Gravity is visually spectacular, a great concept, and a complete failure at being anything other than a mindless popcorn flick. It’s a space movie produced by lifetime and directed by Michael Bay.
Let’s start with the good. The concept of the film is something I love like no other: Floating in space, completely isolated, trying to figure out how to survive. That’s all the foreplay I need. Ticket sold, let’s get started.

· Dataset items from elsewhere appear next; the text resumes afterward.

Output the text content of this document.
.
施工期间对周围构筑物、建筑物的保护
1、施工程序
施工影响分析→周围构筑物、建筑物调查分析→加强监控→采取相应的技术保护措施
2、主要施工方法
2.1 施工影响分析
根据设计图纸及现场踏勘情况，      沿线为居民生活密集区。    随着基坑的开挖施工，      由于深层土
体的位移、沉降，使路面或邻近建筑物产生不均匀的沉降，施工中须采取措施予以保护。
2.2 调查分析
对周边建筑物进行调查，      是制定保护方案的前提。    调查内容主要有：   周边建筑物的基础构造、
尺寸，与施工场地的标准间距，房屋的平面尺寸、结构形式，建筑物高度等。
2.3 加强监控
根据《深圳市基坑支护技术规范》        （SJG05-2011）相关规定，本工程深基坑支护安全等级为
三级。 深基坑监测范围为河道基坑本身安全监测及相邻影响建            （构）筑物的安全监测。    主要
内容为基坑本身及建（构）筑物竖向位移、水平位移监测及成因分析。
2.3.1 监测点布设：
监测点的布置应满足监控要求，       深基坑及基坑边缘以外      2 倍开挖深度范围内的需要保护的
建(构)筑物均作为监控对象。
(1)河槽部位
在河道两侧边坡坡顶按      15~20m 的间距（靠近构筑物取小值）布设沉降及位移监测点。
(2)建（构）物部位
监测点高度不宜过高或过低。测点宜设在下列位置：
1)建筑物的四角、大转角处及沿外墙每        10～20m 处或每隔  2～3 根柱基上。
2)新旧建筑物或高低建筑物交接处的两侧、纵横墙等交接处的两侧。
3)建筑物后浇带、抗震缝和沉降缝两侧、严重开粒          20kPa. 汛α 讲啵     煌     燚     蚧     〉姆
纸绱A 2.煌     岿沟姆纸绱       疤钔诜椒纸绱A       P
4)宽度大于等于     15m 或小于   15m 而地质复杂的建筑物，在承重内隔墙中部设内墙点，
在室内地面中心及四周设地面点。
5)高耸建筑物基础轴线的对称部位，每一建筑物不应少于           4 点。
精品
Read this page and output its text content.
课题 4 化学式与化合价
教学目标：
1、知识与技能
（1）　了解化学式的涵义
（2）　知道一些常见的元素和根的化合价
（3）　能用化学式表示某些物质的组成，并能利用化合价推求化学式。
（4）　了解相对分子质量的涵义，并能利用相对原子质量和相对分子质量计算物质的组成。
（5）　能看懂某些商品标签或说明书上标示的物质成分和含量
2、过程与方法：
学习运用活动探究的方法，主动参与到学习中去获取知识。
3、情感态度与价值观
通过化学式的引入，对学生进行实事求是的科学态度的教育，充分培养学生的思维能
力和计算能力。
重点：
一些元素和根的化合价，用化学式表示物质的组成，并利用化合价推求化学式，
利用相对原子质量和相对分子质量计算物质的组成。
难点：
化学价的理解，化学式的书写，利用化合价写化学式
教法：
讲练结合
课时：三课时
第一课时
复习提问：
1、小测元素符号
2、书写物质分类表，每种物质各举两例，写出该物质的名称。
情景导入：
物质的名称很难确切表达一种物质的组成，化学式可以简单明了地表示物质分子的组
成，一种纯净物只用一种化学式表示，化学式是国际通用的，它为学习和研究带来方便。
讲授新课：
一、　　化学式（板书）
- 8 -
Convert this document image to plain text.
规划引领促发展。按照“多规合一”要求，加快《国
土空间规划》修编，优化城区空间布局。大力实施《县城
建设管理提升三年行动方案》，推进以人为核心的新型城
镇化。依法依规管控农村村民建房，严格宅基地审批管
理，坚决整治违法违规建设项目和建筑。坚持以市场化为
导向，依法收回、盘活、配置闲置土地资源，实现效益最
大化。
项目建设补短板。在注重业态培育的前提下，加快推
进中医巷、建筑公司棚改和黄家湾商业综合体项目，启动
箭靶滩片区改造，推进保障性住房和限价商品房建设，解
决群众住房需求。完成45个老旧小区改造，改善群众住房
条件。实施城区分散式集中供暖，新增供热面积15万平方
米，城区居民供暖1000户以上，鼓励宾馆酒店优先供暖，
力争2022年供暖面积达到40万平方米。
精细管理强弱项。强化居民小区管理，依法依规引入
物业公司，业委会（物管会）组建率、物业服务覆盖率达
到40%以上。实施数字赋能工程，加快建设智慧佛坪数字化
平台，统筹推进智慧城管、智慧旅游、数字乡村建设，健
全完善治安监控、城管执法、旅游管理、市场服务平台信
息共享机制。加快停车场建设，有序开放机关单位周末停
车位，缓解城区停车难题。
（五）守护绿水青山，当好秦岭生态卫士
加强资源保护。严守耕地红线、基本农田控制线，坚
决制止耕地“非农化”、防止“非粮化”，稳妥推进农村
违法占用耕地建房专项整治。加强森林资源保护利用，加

The visuals are stunning and this is the first film I’ve truly enjoyed watching in 3D. Watching space shrapnel zing by at super sonic speed is intense, but what makes the movie an experience is the way it transports you into a space setting that only a lucky few ever get to experience. Director Alfonso Cuarón is, without a doubt, a master of cinematic visuals.
Now the bad.
Right of the bat you have a huge casting mistake. George Clooney, whom I love, and Sandra Bullock, whom I hate, belong nowhere near this film. This should have been a film of unknowns. There is too much film baggage tied to them for them to pull these roles off. Maybe the idea was to use filmgoers already existent emotions towards them to instantly create a bond with the characters. What ever the idea behind it, it failed.
Now we get Clooney as Clooney-in-space and Bullock as a shallow in-over-her-head female who needs his help to keep cool and eventually find her inner strength. These characters are painfully bad and just ramble on through the course of the film. They don’t say anything remotely interesting or meaningful and completely fail to build the characters in any way. I would have had very little, if any, emotional response to them being torn apart by sizzling space junk.
Then we have the plot. It feels like you’re playing a low budget, NASA made, over-the-top space simulator intended for a ten-year-old. “Mission complete… but wait, a new unexpected problem has occurred!” Slow it down, we’re already happy just to be floating around in space, we don’t need an action objective based plot.
No matter how I look at this film I just don’t like it. If it’s an action film, why does it miserably attempt to develop its characters? If it’s a character study, why do we not study the characters? If it’s a visual exercise, why do we have characters at all? If it’s a drama, why does it use generic characters in an action style plot? If it’s some kind of genre bender, then why didn’t it bend genres? Any way I try to slice it the film comes up with a bad grade.